7:27 PM, Thursday July 22nd 2021
Starting with your organic forms, these are coming along pretty well. The lines are confident but there are a few things to keep an eye on:
I'm seeing alot of pinching and swelling here. Make sure you're sticking to the characteristics of a simple sausage as explained in the instructions. They're not that far off, but i think you're straying from them consistently enough that it looks like you weren't aware of this. Remember, sausages are supposed to be two balls connected by a tube of consistent width.
Your contour curves have their degrees all the same. Remember that, as discussed in the lesson 1 ellipses video that these should get wider as it moves away from the viewer along the sausage form.
Moving onto your insect constructions, overall I think you've done a pretty good job on them. I'm pleased to see that you're building these solid three dimensional forms in phases, defining how these forms sit in space and their relationships among one another. There are a few things I want to call out though.
Starting with this ant you showed, I've marked in red where you attempted to extend the silhouette by adding flat open shapes on its head.
Instead, if we want to change what's already there, we should introduce other three dimensional forms and establish the relationships between the additional masses either by defining the intersection with contour lines (as mentioned in lesson 2's form intersections) or by having them wrap around one another, where the presence of one form displaces the other. You can see this in practice in this beetle horn demo and this ant head demo.
I also recommend you look at the two demos on the top of the informal demos page, specifically the shrimp demo and lobster demo. These show how we can build up the insects in stages and see how the additional forms sit in space. This is all about accepting that everything we see is three dimensional and getting the viewer to believe in the lie we are trying to create.
Moving onto the topic of legs, I noticed you seemed to employ different strategies here. While not uncommon for students to be aware about the basic properties of the sausage method, but instead they decide not to adhere to them because the legs they're looking at don't actually look like a chain of sausages to them. In your case though, it seemed like you were aware but simply strayed alot.

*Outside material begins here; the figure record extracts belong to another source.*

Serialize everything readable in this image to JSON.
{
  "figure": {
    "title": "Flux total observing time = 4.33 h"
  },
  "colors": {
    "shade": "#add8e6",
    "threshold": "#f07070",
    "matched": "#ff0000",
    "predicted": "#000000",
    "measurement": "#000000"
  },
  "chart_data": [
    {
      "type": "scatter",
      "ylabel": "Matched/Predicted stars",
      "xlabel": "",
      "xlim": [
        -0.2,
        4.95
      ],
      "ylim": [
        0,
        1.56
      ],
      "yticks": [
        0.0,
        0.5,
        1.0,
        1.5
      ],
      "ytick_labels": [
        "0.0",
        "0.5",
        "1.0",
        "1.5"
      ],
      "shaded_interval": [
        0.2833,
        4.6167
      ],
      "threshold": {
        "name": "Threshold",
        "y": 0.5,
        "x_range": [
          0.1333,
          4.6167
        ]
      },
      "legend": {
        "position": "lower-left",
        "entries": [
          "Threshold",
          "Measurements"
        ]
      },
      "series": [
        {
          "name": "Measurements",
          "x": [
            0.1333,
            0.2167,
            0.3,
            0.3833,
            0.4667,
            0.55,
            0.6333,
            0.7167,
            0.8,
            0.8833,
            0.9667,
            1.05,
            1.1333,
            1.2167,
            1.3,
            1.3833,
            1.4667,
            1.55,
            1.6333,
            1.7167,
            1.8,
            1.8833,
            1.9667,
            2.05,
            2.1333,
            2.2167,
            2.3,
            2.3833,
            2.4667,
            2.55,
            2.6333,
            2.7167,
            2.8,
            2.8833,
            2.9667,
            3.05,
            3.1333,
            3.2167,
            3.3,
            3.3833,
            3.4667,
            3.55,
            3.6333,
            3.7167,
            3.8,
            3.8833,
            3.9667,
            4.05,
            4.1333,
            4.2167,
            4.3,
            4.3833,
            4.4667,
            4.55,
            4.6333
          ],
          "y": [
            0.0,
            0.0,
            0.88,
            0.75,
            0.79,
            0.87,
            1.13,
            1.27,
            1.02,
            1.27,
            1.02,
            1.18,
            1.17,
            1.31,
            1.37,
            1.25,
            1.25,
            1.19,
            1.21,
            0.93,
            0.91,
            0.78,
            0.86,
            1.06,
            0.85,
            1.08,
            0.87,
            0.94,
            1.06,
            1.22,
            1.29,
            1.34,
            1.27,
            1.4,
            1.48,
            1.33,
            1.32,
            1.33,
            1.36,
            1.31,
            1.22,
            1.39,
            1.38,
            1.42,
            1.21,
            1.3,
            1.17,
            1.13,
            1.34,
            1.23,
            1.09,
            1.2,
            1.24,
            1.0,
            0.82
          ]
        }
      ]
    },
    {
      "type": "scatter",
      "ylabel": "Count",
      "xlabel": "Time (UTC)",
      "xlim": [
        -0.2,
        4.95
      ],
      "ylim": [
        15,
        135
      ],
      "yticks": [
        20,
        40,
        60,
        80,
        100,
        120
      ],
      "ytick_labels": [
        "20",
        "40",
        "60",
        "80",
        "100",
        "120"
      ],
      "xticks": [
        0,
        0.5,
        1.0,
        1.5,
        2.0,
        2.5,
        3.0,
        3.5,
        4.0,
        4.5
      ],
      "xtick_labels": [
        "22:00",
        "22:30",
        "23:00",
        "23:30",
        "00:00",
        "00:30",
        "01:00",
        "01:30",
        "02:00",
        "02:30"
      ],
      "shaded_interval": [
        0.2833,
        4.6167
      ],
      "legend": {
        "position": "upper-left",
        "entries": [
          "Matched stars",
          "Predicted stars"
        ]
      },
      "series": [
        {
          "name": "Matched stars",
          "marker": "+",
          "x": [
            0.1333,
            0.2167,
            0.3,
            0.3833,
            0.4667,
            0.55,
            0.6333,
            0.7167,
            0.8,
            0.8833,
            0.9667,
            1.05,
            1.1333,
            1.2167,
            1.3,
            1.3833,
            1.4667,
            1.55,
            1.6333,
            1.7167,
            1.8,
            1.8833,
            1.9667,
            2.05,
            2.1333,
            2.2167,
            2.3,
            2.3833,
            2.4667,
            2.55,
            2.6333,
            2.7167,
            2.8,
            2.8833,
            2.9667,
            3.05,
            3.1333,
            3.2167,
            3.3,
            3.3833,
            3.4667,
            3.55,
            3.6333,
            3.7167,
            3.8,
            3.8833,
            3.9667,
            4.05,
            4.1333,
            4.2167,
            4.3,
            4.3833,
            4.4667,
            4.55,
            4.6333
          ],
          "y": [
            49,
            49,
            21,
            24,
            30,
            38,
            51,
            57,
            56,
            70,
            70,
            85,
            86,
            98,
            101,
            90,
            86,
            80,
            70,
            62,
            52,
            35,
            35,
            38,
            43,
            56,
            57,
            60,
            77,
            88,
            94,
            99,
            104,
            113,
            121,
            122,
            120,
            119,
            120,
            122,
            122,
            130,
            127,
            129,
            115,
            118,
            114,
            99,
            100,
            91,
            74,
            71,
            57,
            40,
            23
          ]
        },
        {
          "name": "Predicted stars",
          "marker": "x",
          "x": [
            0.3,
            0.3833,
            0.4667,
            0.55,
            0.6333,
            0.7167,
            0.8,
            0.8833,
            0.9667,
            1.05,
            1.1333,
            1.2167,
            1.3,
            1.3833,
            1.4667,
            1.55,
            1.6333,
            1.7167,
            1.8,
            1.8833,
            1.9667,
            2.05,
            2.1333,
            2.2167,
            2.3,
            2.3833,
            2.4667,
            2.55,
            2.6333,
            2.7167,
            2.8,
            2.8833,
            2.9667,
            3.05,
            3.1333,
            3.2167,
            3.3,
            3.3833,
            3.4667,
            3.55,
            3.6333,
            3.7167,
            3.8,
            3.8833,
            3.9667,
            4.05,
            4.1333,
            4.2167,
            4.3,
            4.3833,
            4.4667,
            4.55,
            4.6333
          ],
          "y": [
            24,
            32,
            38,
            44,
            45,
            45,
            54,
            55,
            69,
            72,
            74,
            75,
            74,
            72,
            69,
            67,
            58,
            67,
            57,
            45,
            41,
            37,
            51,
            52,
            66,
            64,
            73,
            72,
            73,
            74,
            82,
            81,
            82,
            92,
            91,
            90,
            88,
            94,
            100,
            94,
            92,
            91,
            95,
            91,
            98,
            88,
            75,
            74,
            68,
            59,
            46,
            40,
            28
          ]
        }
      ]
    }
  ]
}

These are challenges we must deal with because usually we have situations that lean too far on one side or the other, either something being solid but stiff, or gestural but flat. The sausage method as a base structure allows us to capture the solidity with the gestural nature of legs. Once in place, we can lay in additional masses to convey the complexities as shown here, here, this ant's leg, and even in this dog's leg. This'll become relevant coming into the next lesson.
Lastly, there is an issue with your line weight. Specifically, on this beetle and on this fly. I'm seeing heavier marks along their silhouette. Remember that line weight shouldn't be used loosely like that. It's a tool with a specific use, meant to be applied locally to clarify overlaps of one object over another.
While there is a good deal to keep in mind here, i think it's fine if i marked this as complete. Just make sure you're applying these principles moving forward.